- SEC may cite FOIA exemptions and complex retention rules, arguing missing texts do not alter legality of actions.
- Case affects market process risk: unclear records increase compliance costs, widen policy-event spreads, and cloud crypto rulemaking timelines.
Coinbase files a legal motion that accuses the U.S. Securities and Exchange Commission of violating public records law. The exchange states the agency deleted text messages tied to former Chair Gary Gensler after Coinbase submitted a FOIA request. The filing says those messages covered the FTX collapse and enforcement work that included Coinbase.
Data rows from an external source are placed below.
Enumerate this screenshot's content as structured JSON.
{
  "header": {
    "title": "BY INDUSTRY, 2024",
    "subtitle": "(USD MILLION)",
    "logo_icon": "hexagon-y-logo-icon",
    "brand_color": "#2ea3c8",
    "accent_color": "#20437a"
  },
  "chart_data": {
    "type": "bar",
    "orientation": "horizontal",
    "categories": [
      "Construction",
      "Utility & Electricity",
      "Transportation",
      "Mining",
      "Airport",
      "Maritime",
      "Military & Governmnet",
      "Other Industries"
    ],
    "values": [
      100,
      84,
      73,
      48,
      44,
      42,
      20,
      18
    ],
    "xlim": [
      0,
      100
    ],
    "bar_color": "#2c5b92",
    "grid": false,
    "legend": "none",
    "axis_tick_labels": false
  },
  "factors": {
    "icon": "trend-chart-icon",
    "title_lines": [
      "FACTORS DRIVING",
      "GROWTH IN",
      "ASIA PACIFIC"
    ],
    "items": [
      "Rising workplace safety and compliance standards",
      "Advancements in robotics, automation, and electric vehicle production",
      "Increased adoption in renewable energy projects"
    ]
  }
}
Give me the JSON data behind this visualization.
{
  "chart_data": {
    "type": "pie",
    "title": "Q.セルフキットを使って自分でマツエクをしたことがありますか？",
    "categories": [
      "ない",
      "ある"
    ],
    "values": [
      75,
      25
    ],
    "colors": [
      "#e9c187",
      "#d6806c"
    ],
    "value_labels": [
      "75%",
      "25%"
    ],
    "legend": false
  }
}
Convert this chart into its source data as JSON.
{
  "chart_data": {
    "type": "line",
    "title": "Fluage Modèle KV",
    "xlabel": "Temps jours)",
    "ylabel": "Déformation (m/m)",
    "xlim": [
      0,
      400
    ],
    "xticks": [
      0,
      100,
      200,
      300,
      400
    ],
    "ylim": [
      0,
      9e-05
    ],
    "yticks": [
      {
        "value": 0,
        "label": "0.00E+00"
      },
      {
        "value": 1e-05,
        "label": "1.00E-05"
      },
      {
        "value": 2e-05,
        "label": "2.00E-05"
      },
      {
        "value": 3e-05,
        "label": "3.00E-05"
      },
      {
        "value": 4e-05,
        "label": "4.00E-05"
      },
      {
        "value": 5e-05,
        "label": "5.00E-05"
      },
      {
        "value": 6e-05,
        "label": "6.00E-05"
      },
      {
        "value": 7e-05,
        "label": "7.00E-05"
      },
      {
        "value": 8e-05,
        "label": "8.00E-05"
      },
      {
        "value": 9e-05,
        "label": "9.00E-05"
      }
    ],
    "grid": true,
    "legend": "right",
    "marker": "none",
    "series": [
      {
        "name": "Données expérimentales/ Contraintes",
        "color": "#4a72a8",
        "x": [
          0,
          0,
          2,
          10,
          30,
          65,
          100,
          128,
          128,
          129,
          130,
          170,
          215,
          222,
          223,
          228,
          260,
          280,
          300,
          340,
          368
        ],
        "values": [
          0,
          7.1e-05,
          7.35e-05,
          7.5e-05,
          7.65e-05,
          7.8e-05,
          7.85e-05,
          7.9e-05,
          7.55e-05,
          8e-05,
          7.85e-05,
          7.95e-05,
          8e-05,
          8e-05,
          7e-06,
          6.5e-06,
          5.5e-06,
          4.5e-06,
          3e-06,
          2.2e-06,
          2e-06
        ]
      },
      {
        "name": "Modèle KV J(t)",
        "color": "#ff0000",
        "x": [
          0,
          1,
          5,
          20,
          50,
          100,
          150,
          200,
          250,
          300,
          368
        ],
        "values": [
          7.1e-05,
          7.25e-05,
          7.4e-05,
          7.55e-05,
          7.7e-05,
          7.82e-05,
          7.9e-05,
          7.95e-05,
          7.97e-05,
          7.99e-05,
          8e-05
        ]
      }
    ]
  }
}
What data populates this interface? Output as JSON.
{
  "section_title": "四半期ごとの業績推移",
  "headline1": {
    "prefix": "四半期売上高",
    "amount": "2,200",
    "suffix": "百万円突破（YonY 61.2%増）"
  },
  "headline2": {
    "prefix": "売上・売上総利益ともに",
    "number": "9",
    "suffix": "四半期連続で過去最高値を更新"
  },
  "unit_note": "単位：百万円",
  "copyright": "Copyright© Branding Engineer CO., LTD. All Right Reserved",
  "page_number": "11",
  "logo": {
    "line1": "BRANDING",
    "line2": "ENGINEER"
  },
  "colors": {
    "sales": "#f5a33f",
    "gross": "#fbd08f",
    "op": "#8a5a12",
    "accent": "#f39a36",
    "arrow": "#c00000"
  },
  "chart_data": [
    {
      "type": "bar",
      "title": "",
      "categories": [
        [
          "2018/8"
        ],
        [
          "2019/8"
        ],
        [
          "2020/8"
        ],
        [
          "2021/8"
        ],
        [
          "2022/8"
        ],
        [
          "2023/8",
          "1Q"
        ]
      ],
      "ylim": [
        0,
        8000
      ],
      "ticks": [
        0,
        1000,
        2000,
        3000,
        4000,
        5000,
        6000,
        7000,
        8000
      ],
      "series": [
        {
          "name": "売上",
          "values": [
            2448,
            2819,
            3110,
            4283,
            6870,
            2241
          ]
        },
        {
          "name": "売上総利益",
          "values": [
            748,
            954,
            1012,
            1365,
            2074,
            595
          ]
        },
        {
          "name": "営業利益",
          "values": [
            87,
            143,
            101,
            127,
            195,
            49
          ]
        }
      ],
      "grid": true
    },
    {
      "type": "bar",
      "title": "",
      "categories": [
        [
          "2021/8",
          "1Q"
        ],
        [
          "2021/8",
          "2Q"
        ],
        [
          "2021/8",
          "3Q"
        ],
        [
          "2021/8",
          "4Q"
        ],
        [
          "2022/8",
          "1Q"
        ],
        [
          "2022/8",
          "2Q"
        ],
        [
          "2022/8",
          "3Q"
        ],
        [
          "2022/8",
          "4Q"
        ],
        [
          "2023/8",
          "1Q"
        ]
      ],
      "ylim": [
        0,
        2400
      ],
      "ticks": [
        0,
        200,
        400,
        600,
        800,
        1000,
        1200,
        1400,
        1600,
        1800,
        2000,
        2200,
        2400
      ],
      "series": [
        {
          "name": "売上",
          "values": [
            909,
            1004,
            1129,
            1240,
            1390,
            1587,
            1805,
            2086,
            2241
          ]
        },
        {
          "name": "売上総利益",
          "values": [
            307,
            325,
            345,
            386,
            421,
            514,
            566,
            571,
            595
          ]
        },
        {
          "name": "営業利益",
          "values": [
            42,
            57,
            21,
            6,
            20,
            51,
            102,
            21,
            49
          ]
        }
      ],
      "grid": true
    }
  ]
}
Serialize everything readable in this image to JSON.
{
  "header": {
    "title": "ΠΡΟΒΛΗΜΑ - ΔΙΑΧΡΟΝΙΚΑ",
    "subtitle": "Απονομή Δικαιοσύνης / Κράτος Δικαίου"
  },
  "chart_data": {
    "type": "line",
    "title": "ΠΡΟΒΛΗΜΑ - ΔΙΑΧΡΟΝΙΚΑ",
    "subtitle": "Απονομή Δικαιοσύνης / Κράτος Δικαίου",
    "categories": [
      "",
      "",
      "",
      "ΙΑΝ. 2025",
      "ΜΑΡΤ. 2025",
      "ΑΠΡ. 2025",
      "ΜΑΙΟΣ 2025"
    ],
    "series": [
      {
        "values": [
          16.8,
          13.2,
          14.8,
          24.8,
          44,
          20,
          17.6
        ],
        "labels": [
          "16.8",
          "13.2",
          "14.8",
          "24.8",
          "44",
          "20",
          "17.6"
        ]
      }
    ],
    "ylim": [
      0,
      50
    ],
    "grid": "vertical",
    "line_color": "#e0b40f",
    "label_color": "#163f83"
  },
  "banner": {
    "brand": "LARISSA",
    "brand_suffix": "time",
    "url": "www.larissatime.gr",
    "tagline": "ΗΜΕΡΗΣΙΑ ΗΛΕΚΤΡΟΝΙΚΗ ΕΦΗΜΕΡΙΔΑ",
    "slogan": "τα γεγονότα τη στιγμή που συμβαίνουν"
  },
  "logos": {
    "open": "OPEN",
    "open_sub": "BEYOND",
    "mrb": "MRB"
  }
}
According to Coinbase, the deletions blocked a full review of how the regulator formed its decisions on crypto assets. The company asks a federal court to impose sanctions and to order expedited discovery to determine the scale of lost records. Paul Grewal, Coinbase’s chief legal officer, writes on X that “The Gensler SEC destroyed documents they were required to preserve and produce,” calling it a breach of public trust.
The dispute follows a report from the SEC’s Office of Inspector General that describes a one-year gap in Gensler’s texts. Coinbase argues the agency did not promptly disclose the issue and that the omission misled requesters and the courts. Moreover, the company points to the SEC’s own history of record-keeping cases against private firms and calls the situation a double standard.
Clear records underpin enforcement, guidance, and litigation. Unclear records raise costs for issuers, brokers, and custodians that need predictable rules to plan products and disclosures. In plain terms, a black box invites wider bid-ask spreads around policy news.
Meanwhile, the SEC can respond that FOIA has exemptions and that record retention rules are complex. It may also argue that missing texts do not change the legal status of past actions. Still, the court will weigh remedies if it finds noncompliance.
Investors now watch two paths: courtroom outcomes that reset how agencies handle crypto-related records, and any knock-on effect on pending rulemaking and cases across the sector.